Question 1: Consider a data set (PS4_hprice.txt) of house price (Y = “sale price”) with four independent variables:

X1 = “lot size”

X2 = “Number of bedrooms” X3 = “Number of bathrooms” X4 = “Number of storeys”

1. Regress the house price on all of the above explanatory variables. Then, test the normality assumption using the externally Studentized residuals at a significance level of 0.03.
2. Use Box-Cox transformation to transform the house price, where 𝜆is chosen from -2 to 2 with step size of 0.05. Find the estimate of 𝜆.
3. Use the Box-Cox transformed house price to answer the following questions.
1. Fit the model of the transformed house pricing on all of the explanatory variables.

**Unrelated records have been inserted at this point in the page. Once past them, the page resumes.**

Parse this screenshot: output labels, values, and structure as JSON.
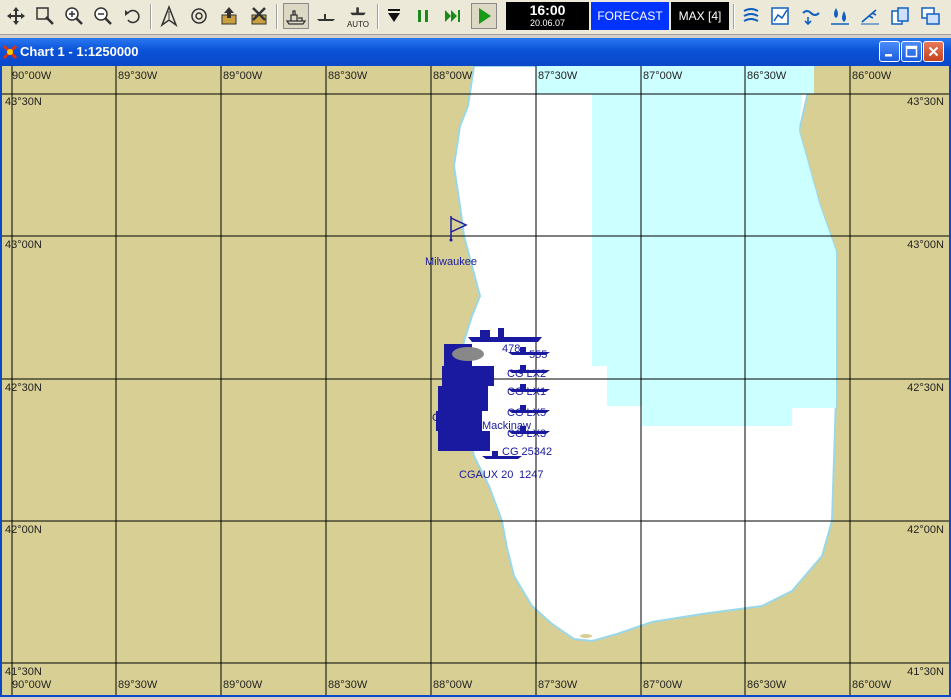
{
  "toolbar": {
    "clock_time": "16:00",
    "clock_date": "20.06.07",
    "forecast_label": "FORECAST",
    "max_label": "MAX [4]",
    "auto_label": "AUTO"
  },
  "window": {
    "title": "Chart 1 - 1:1250000"
  },
  "chart": {
    "lon_labels": [
      "90°00W",
      "89°30W",
      "89°00W",
      "88°30W",
      "88°00W",
      "87°30W",
      "87°00W",
      "86°30W",
      "86°00W"
    ],
    "lat_labels": [
      "43°30N",
      "43°00N",
      "42°30N",
      "42°00N",
      "41°30N"
    ],
    "place_name": "Milwaukee",
    "colors": {
      "land": "#d8cf94",
      "water": "#ffffff",
      "shallow": "#ccffff",
      "grid": "#000000",
      "vessel": "#1a1aa0"
    },
    "vessel_labels": [
      "478",
      "555",
      "CG LX2",
      "CG LX1",
      "CG LX5",
      "CG LX3",
      "CG 25342",
      "Mackinaw",
      "CGAUX 20",
      "1247",
      "CG"
    ]
  }
}
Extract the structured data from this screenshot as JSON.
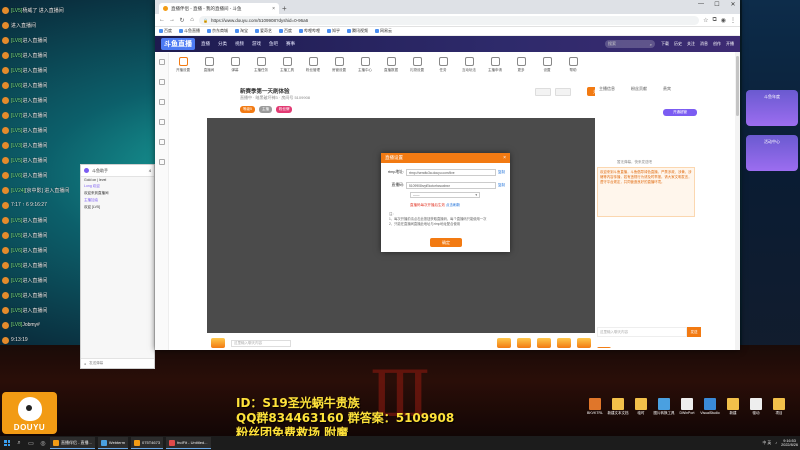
{
  "stream_chat": [
    {
      "level": "[LV5]",
      "text": "杨威了 进入直播间"
    },
    {
      "level": "",
      "text": "进入直播间"
    },
    {
      "level": "[LV8]",
      "text": "进入直播间"
    },
    {
      "level": "[LV5]",
      "text": "进入直播间"
    },
    {
      "level": "[LV5]",
      "text": "进入直播间"
    },
    {
      "level": "[LV6]",
      "text": "进入直播间"
    },
    {
      "level": "[LV5]",
      "text": "进入直播间"
    },
    {
      "level": "[LV7]",
      "text": "进入直播间"
    },
    {
      "level": "[LV5]",
      "text": "进入直播间"
    },
    {
      "level": "[LV3]",
      "text": "进入直播间"
    },
    {
      "level": "[LV5]",
      "text": "进入直播间"
    },
    {
      "level": "[LV6]",
      "text": "进入直播间"
    },
    {
      "level": "[LV24]",
      "text": "[京中影] 进入直播间"
    },
    {
      "level": "",
      "text": "7:17 ↑ 6 9:16:27"
    },
    {
      "level": "[LV5]",
      "text": "进入直播间"
    },
    {
      "level": "[LV5]",
      "text": "进入直播间"
    },
    {
      "level": "[LV6]",
      "text": "进入直播间"
    },
    {
      "level": "[LV5]",
      "text": "进入直播间"
    },
    {
      "level": "[LV2]",
      "text": "进入直播间"
    },
    {
      "level": "[LV5]",
      "text": "进入直播间"
    },
    {
      "level": "[LV5]",
      "text": "进入直播间"
    },
    {
      "level": "[LV8]",
      "text": "Jobmy#"
    },
    {
      "level": "",
      "text": "9:13:19"
    }
  ],
  "stream_info": {
    "line1": "ID：S19圣光蜗牛贵族",
    "line2": "QQ群834463160 群答案：5109908",
    "line3": "粉丝团免费救场 附魔"
  },
  "douyu_logo": {
    "word": "DOUYU"
  },
  "desktop_icons": [
    {
      "label": "BKVKTRL",
      "color": "#e0762a"
    },
    {
      "label": "新建文本文档",
      "color": "#f2c04a"
    },
    {
      "label": "临时",
      "color": "#f2c04a"
    },
    {
      "label": "图片转换工具",
      "color": "#4aa0e0"
    },
    {
      "label": "DWinPort",
      "color": "#eee"
    },
    {
      "label": "VisualStudio",
      "color": "#3a8ad8"
    },
    {
      "label": "新建",
      "color": "#f2c04a"
    },
    {
      "label": "驱动",
      "color": "#eee"
    },
    {
      "label": "项目",
      "color": "#f2c04a"
    }
  ],
  "browser": {
    "tab_title": "直播伴侣 - 直播 - 我的直播间 - 斗鱼",
    "url": "https://www.douyu.com/5109908?dyshid=0-96a6",
    "bookmarks": [
      "百度",
      "斗鱼直播",
      "京东商城",
      "淘宝",
      "爱奇艺",
      "百度",
      "哔哩哔哩",
      "知乎",
      "腾讯视频",
      "网易云"
    ],
    "window_controls": [
      "—",
      "☐",
      "✕"
    ]
  },
  "douyu_header": {
    "brand": "斗鱼直播",
    "nav": [
      "直播",
      "分类",
      "视频",
      "游戏",
      "鱼吧",
      "赛事"
    ],
    "search_placeholder": "搜索",
    "right_icons": [
      "下载",
      "历史",
      "关注",
      "消息",
      "创作",
      "开播"
    ]
  },
  "toolbar": [
    "开播设置",
    "直播间",
    "弹幕",
    "主播任务",
    "主播工具",
    "粉丝管理",
    "房管设置",
    "主播中心",
    "直播数据",
    "礼物设置",
    "任务",
    "互动玩法",
    "主播申请",
    "更多",
    "设置",
    "帮助"
  ],
  "room": {
    "title": "新赛季第一天刷体验",
    "meta": "直播中 · 暗黑破坏神3 · 房间号 5109908",
    "badges": [
      "等级5",
      "主播",
      "粉丝牌"
    ],
    "follow": "关注"
  },
  "dialog": {
    "title": "直播设置",
    "close": "×",
    "rtmp_label": "rtmp地址:",
    "rtmp_value": "rtmp://sendtc3a.douyu.com/live",
    "copy": "复制",
    "key_label": "直播码:",
    "key_value": "5109908rvpEkotorhcsuxbwr",
    "copy2": "复制",
    "select_value": "——",
    "warning": "直播码每次开播后生效",
    "warning_link": "点击刷新",
    "notes": [
      "注：",
      "1、每次开播前请点击此按钮获取直播码，每个直播码只能使用一次",
      "2、只能在直播间直播此地址与rtmp地址配合使用"
    ],
    "ok": "确定"
  },
  "right_col": {
    "tabs": [
      "主播信息",
      "粉丝贡献",
      "贵宾"
    ],
    "button": "开通超管",
    "subtitle": "暂无弹幕，快来发送吧",
    "notice": "欢迎来到斗鱼直播，斗鱼倡导绿色直播，严禁涉政、涉黄、涉赌等内容传播，若有违规行为请及时举报。请大家文明发言，遵守平台规定，共同营造良好的直播环境。",
    "chat_placeholder": "这里输入聊天内容",
    "send": "发送"
  },
  "below_video": {
    "input_placeholder": "这里输入聊天内容"
  },
  "assistant": {
    "title": "斗鱼助手",
    "count": "4",
    "messages": [
      "Gold on | level",
      "Long 欢迎",
      "欢迎来到直播间",
      "主播加油",
      "欢迎 [LV5]"
    ],
    "footer": "发送弹幕"
  },
  "right_banner": [
    "斗鱼年度",
    "活动中心"
  ],
  "taskbar": {
    "tasks": [
      {
        "label": "直播伴侣 - 直播...",
        "color": "#f29b14"
      },
      {
        "label": "Webterm",
        "color": "#4aa0e0"
      },
      {
        "label": "075T4673",
        "color": "#f29b14"
      },
      {
        "label": "fndFit - Untitled...",
        "color": "#e04a4a"
      }
    ],
    "clock_time": "9:16:53",
    "clock_date": "2022/8/26",
    "tray": "中 英"
  }
}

Then, construct 95% C.I. for the mean predicted value of house pricing and for the individual predicted value of house pricing at a newly added sample point x0 = (X1=4999, X2 =4, X3=1, X4=3)
2. Check the normality assumption using the externally Studentized residuals at a

significance level of 0.03.

3. Find the best 3-term model —– the model only involving 3 explanatory variables —– by R2, Adjusted R2, AIC and BIC.
4. Write down the best fitted regression line with 3 explanatory variables

Question 2: Consider a data set (PS4_hprice.txt) of house price (Y = “sale price”) with two independent variables

and two categorical variables

X1 = “lot size”

X2 = “Number of bedrooms”

D2 = “recreation room” (1 if Yes, and 0 if No)

D5 = “air conditioning” (1 if Yes, and 0 if No)

1. Check the significance of all interaction terms at a significance level of 0.03.
2. Write down your fitted models for the houses
1. With recreation room and air conditioning

2. Without recreation room and with air conditioning

3. With recreation room and without air conditioning

4. Without recreation room and air conditioning

Question 3: In a project to study age and growth characteristics of selected mussel species from Southwestern Virginia, data taken from locations below can be found in PS4_q3.txt.

1. Fit a regression with an interaction term(s) of age and location using weight as the response, age as the independent variable, and location as a categorical variable. Use dummy variable(s) to represent a categorical variable. Write down the fitted regression

line and specify how to define dummy variable(s). Estimate 𝜎2 and find 𝑅2.

2. Re-write the regression line in part a as the separate regression lines. That is, a regression

line for each location.

3. Test whether four slopes are equal at a significance level of 0.05. Specify the null hypothesis, test statistic, p-value, and your conclusion clearly.
4. Estimate the mean weights of locations 1 and 2 at overall mean age, and then construct

the 93% confidence interval of their difference.

5. Estimate the difference between the average of mean weights of locations 1 and 3 and that of locations 3 and 4 at age = 10, and then estimate its standard error. Test whether the difference is greater than -2.8. Specify the null hypothesis, test statistic, p-value, and your conclusion clearly.